Baghdad suicide car bomb blast kills dozens
A suicide car bomb attack in a densely-populated neighbourhood of Baghdad killed at least 32 people and left dozens wounded on Monday.
Many of the victims were daily labourers waiting for jobs at an intersection in Sadr City, a sprawling majority Shia neighbourhood in the northeast of the capital that has been repeatedly targeted.
Pictures posted on social media shortly after the explosion showed a huge plume of black smoke billowing into the sky and seriously injured people being evacuated.
According to a police colonel, at least 32 people were killed and 60 wounded in the blast, the second major attack in Baghdad in three days.
At least 27 people were killed by twin explosions in a busy market area in central Baghdad on Saturday, in what was the deadliest such attack in the Iraqi capital in two months.

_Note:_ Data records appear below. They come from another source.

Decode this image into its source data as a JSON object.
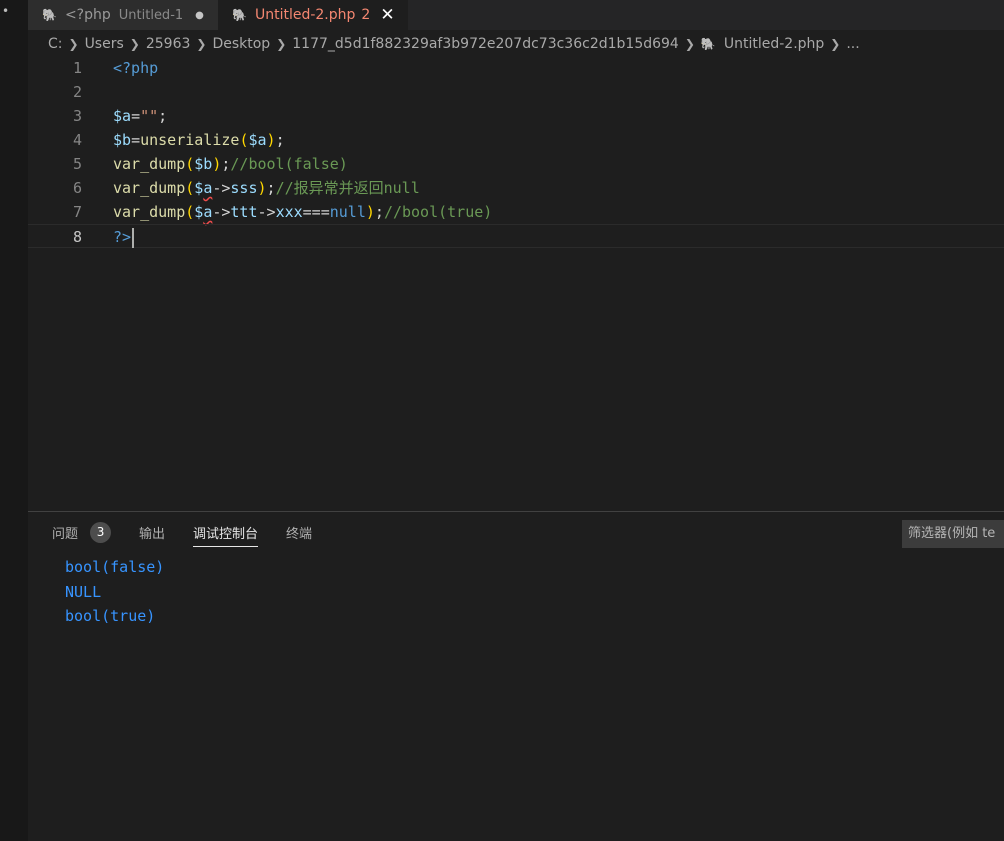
{
  "tabs": [
    {
      "label": "<?php",
      "description": "Untitled-1",
      "modified": true,
      "active": false
    },
    {
      "label": "Untitled-2.php",
      "problems": "2",
      "active": true
    }
  ],
  "breadcrumb": [
    "C:",
    "Users",
    "25963",
    "Desktop",
    "1177_d5d1f882329af3b972e207dc73c36c2d1b15d694",
    "Untitled-2.php",
    "..."
  ],
  "editor": {
    "current_line": 8,
    "lines": [
      {
        "num": "1",
        "text": "<?php"
      },
      {
        "num": "2",
        "text": ""
      },
      {
        "num": "3",
        "text": "$a=\"\";"
      },
      {
        "num": "4",
        "text": "$b=unserialize($a);"
      },
      {
        "num": "5",
        "text": "var_dump($b);//bool(false)"
      },
      {
        "num": "6",
        "text": "var_dump($a->sss);//报异常并返回null"
      },
      {
        "num": "7",
        "text": "var_dump($a->ttt->xxx===null);//bool(true)"
      },
      {
        "num": "8",
        "text": "?>"
      }
    ]
  },
  "panel": {
    "tabs": [
      {
        "label": "问题",
        "count": "3"
      },
      {
        "label": "输出"
      },
      {
        "label": "调试控制台",
        "active": true
      },
      {
        "label": "终端"
      }
    ],
    "filter_placeholder": "筛选器(例如 te",
    "console_output": [
      "bool(false)",
      "NULL",
      "bool(true)"
    ]
  },
  "colors": {
    "background": "#1e1e1e",
    "active_tab_text": "#f48771",
    "console_text": "#3794ff",
    "comment": "#6a9955"
  }
}
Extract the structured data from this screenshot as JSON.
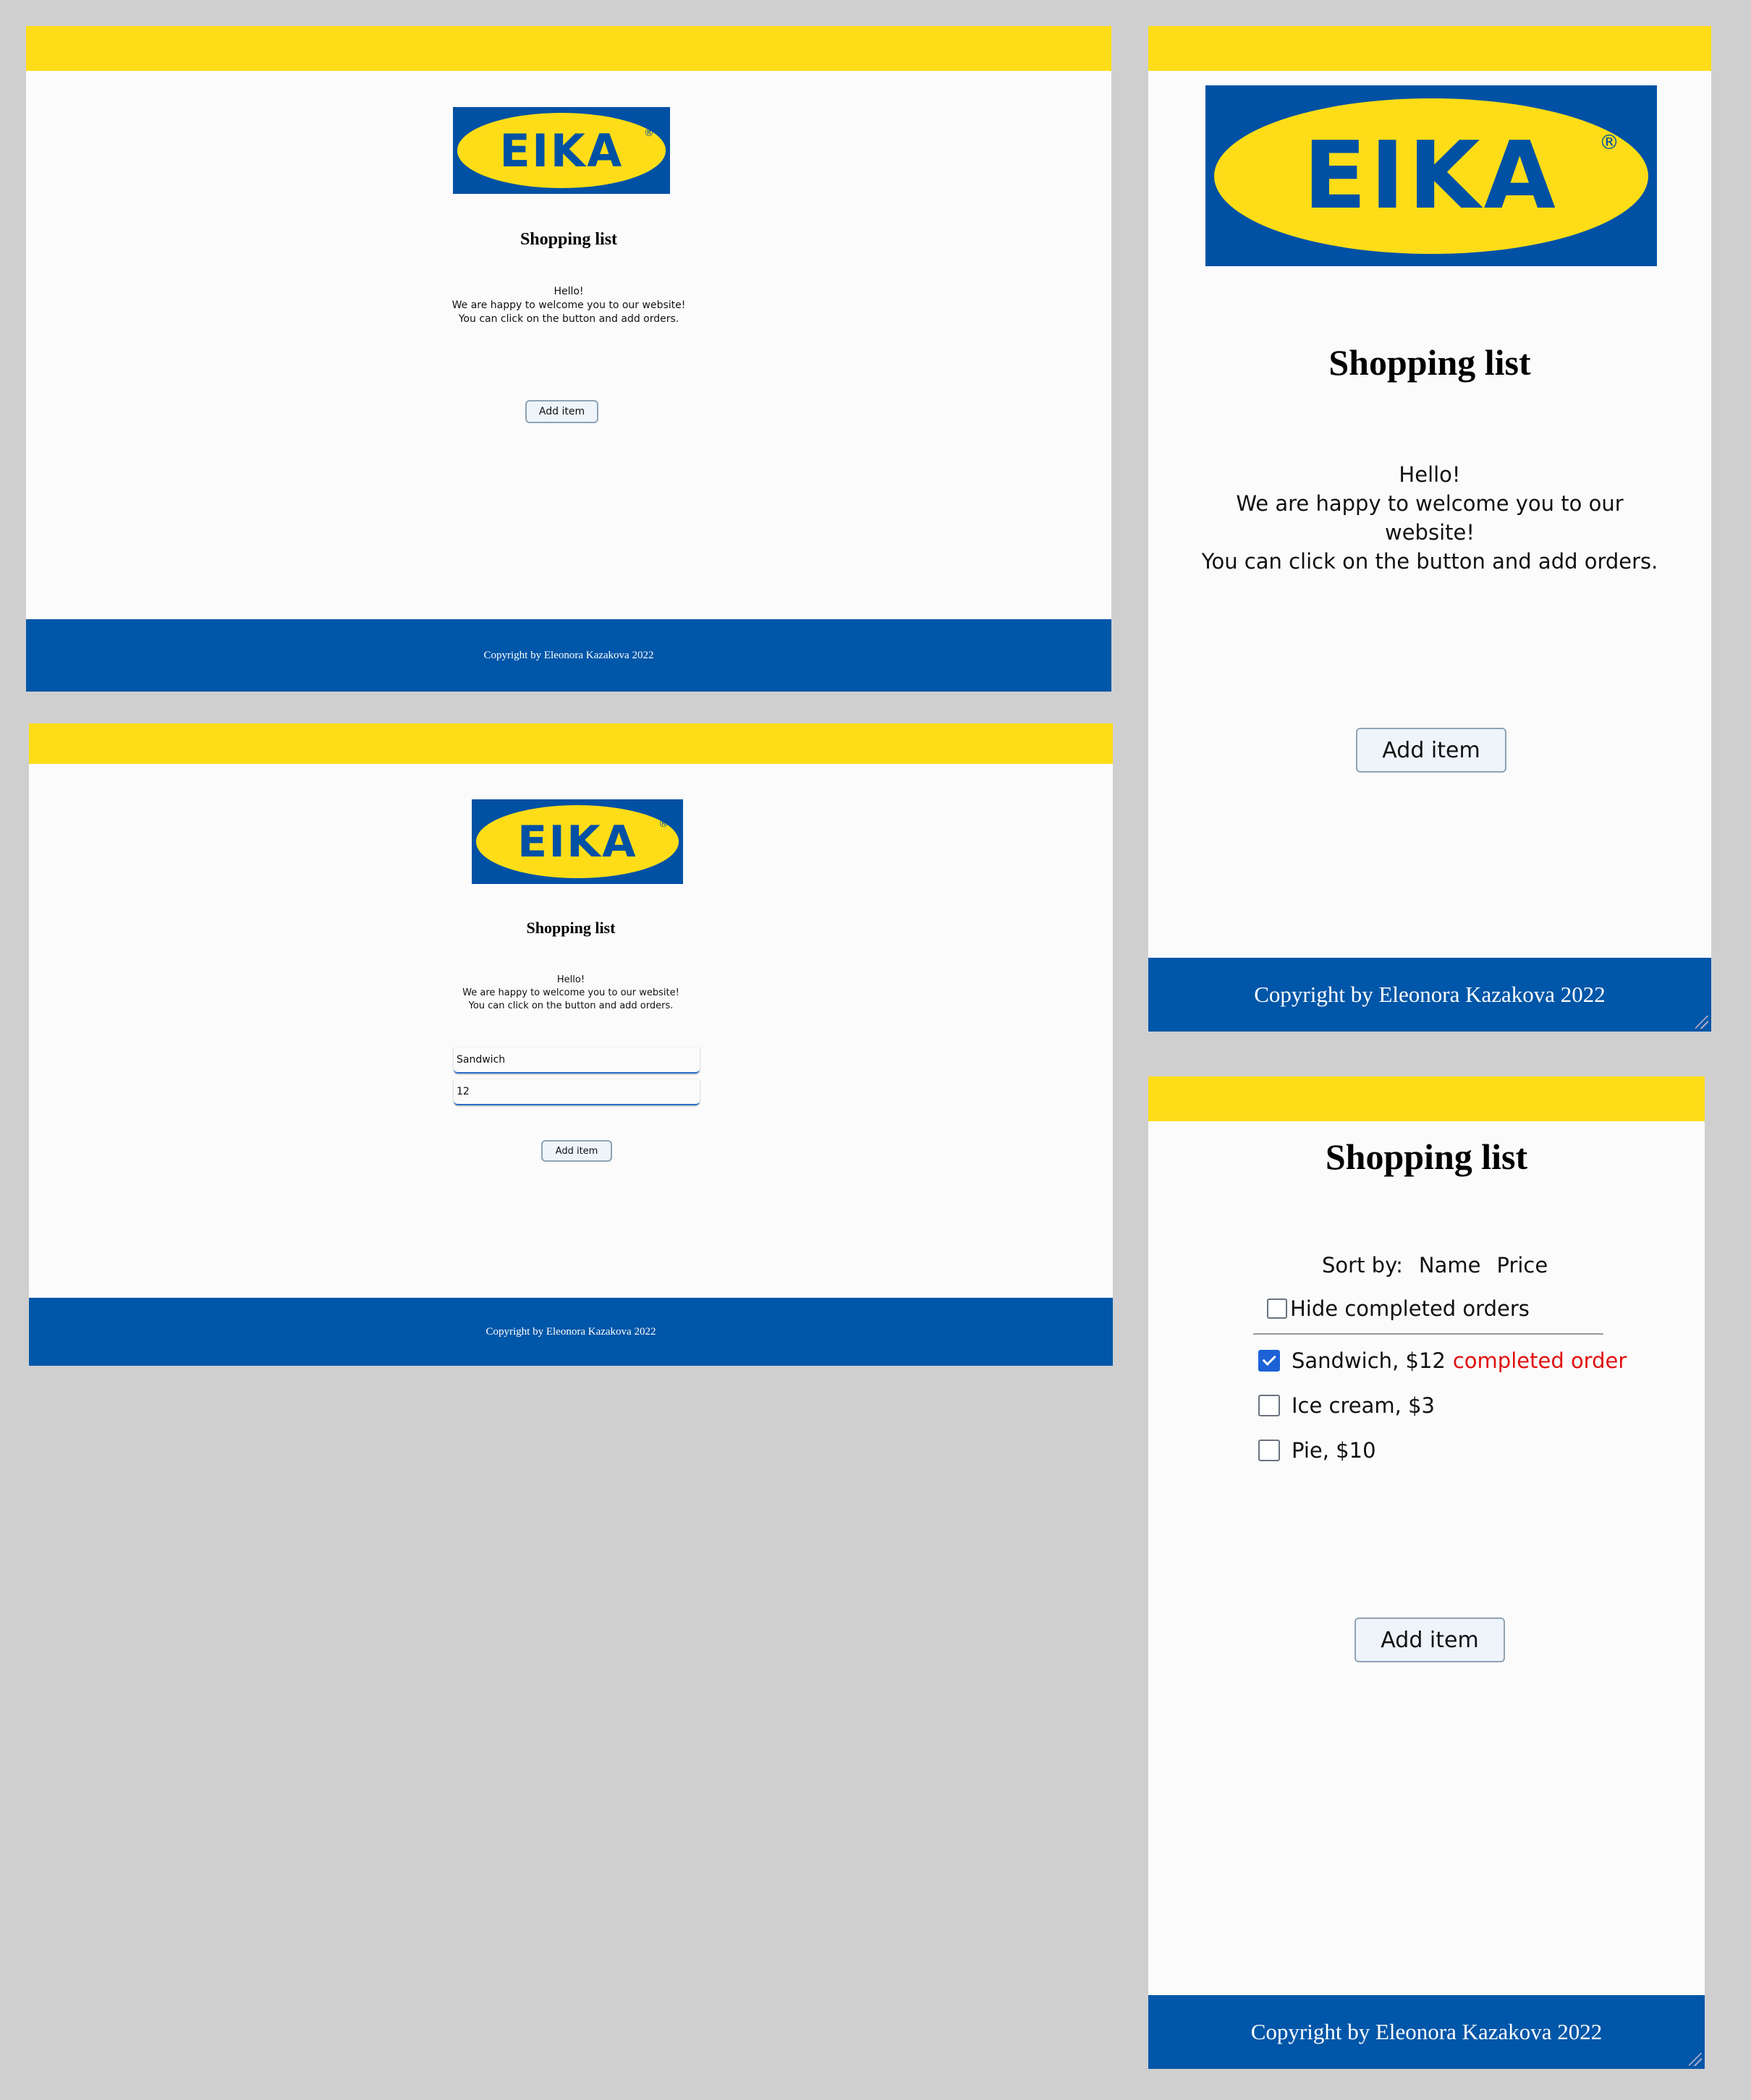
{
  "brand": {
    "logo_text": "EIKA",
    "registered": "®"
  },
  "page": {
    "title": "Shopping list",
    "greeting": [
      "Hello!",
      "We are happy to welcome you to our website!",
      "You can click on the button and add orders."
    ],
    "greeting_wrapped": [
      "Hello!",
      "We are happy to welcome you to our",
      "website!",
      "You can click on the button and add orders."
    ],
    "add_button": "Add item",
    "footer": "Copyright by Eleonora Kazakova 2022"
  },
  "form": {
    "name_value": "Sandwich",
    "price_value": "12"
  },
  "list": {
    "hide_completed_label": "Hide completed orders",
    "sort_label": "Sort by:",
    "sort_name": "Name",
    "sort_price": "Price",
    "items": [
      {
        "text": "Sandwich, $12",
        "checked": true,
        "note": "completed order"
      },
      {
        "text": "Ice cream, $3",
        "checked": false,
        "note": ""
      },
      {
        "text": "Pie, $10",
        "checked": false,
        "note": ""
      }
    ]
  },
  "colors": {
    "yellow": "#fedd18",
    "blue": "#0056a8",
    "background": "#d0cfd0",
    "completed": "#e01010"
  }
}
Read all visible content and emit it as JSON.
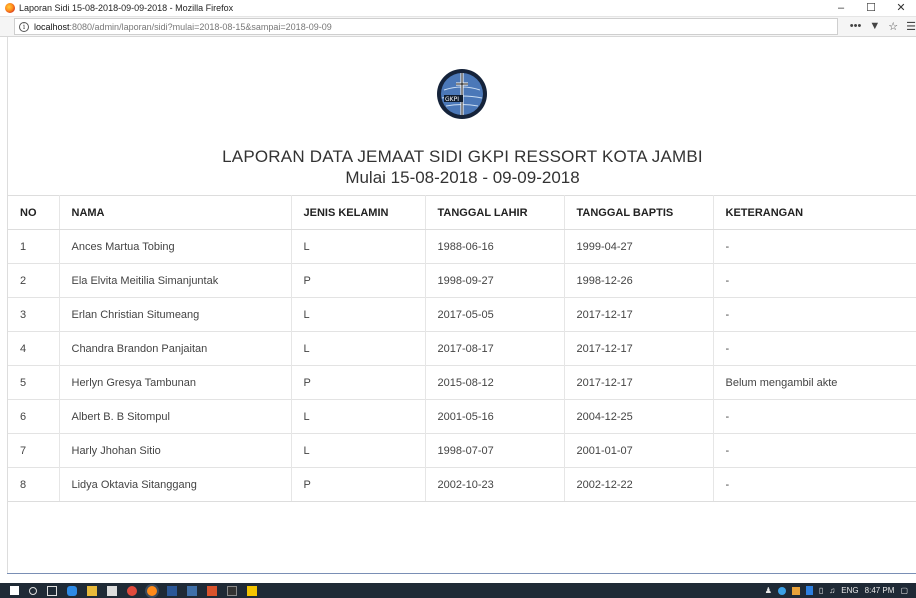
{
  "window": {
    "title": "Laporan Sidi 15-08-2018-09-09-2018 - Mozilla Firefox",
    "controls": [
      "–",
      "☐",
      "✕"
    ]
  },
  "navbar": {
    "url_host": "localhost",
    "url_rest": ":8080/admin/laporan/sidi?mulai=2018-08-15&sampai=2018-09-09",
    "icons": [
      "more-icon",
      "pocket-icon",
      "bookmark-star-icon",
      "menu-icon"
    ]
  },
  "report": {
    "logo_text": "GKPI",
    "title": "LAPORAN DATA JEMAAT SIDI GKPI RESSORT KOTA JAMBI",
    "subtitle": "Mulai 15-08-2018 - 09-09-2018"
  },
  "table": {
    "headers": [
      "NO",
      "NAMA",
      "JENIS KELAMIN",
      "TANGGAL LAHIR",
      "TANGGAL BAPTIS",
      "KETERANGAN"
    ],
    "rows": [
      [
        "1",
        "Ances Martua Tobing",
        "L",
        "1988-06-16",
        "1999-04-27",
        "-"
      ],
      [
        "2",
        "Ela Elvita Meitilia Simanjuntak",
        "P",
        "1998-09-27",
        "1998-12-26",
        "-"
      ],
      [
        "3",
        "Erlan Christian Situmeang",
        "L",
        "2017-05-05",
        "2017-12-17",
        "-"
      ],
      [
        "4",
        "Chandra Brandon Panjaitan",
        "L",
        "2017-08-17",
        "2017-12-17",
        "-"
      ],
      [
        "5",
        "Herlyn Gresya Tambunan",
        "P",
        "2015-08-12",
        "2017-12-17",
        "Belum mengambil akte"
      ],
      [
        "6",
        "Albert B. B Sitompul",
        "L",
        "2001-05-16",
        "2004-12-25",
        "-"
      ],
      [
        "7",
        "Harly Jhohan Sitio",
        "L",
        "1998-07-07",
        "2001-01-07",
        "-"
      ],
      [
        "8",
        "Lidya Oktavia Sitanggang",
        "P",
        "2002-10-23",
        "2002-12-22",
        "-"
      ]
    ]
  },
  "taskbar": {
    "lang": "ENG",
    "time": "8:47 PM"
  }
}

The Islamic State group claimed responsibility for the attack via its propaganda agency Amaq, claiming the "martyrdom operation" had killed around 40 people.
The caliphate IS proclaimed in 2014 is shrinking steadily and jihadist fighters are defending Mosul, their last major urban stronghold in Iraq.
Observers have voiced fears that the group, once it definitively loses its status as a land-holding force, could increasingly revert to targeting civilians in Iraq's cities.